Bucket Lists
Recently, my family suffered a loss. My cousin-a bright, lively, energetic, 24 year old-passed away in a car accident. I haven't talked to this cousin in I don't even know how long and I feel guilty about that. At his service, his grandfather spoke of him with such pride. About a week or so before he died, he called his grandpa and told him that he needed to make a new bucket list because he had finished the one he made.

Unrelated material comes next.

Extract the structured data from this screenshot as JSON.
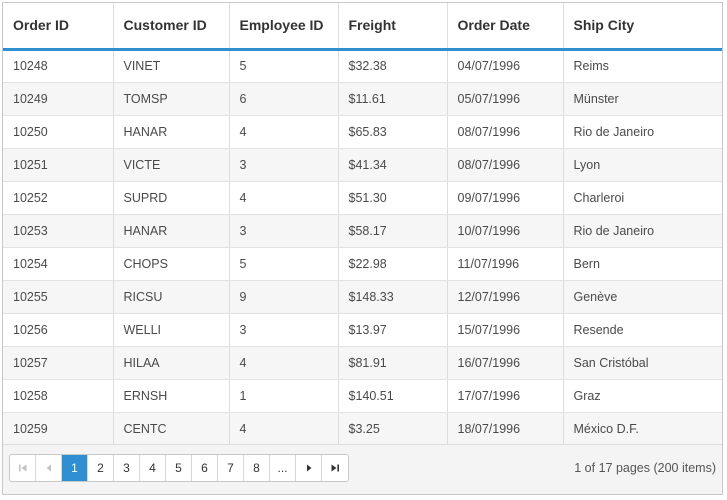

I felt really bad because throughout the whole service I was sitting, listening, and just taking it in. I did not cry or get teary eyed which took me by surprise and I felt insensitive. How can I not cry? He was taken too soon. He was the good one. He had a great life. He was living. I felt bad because everyone was crying for him and I couldn't. Leaving the service, I went away with wanting to accomplish things on my bucket list-I had some ideas but I did not write anything down nor did I even know where to begin. However, I bought tickets to release lanterns into the sky-something that I have been wanting to do for several years. It just so happened that the tickets I bought were for the same night as his service. I had a cathartic moment during this light festival. When I was getting ready to release the lantern-it hit me-that I was finally completing this thing that I had wanted to do for so long; I could cross it off my bucket list. I decided to write him a note, and in that moment, I did it for him-not for me. During that exact time, I had my moment; and I mourned for my cousin. I released the lanterns and watched the beauty of it.
Going to Barcelona was was something I always wanted to do and I gave myself a price: If it ever gets to $300 I am just going to buy the ticket and go. The next day it was $300; I bought the ticket right then and there. I didn't want to wait or talk myself out of it. But it felt like something that was a sign-he died and here is the thing telling me to go! I am going to live my life for KJ; I am going to live my life for me. I want to start crossing things off my bucket list. We do not have enough time in this world and we shouldn't take what we do have for granted.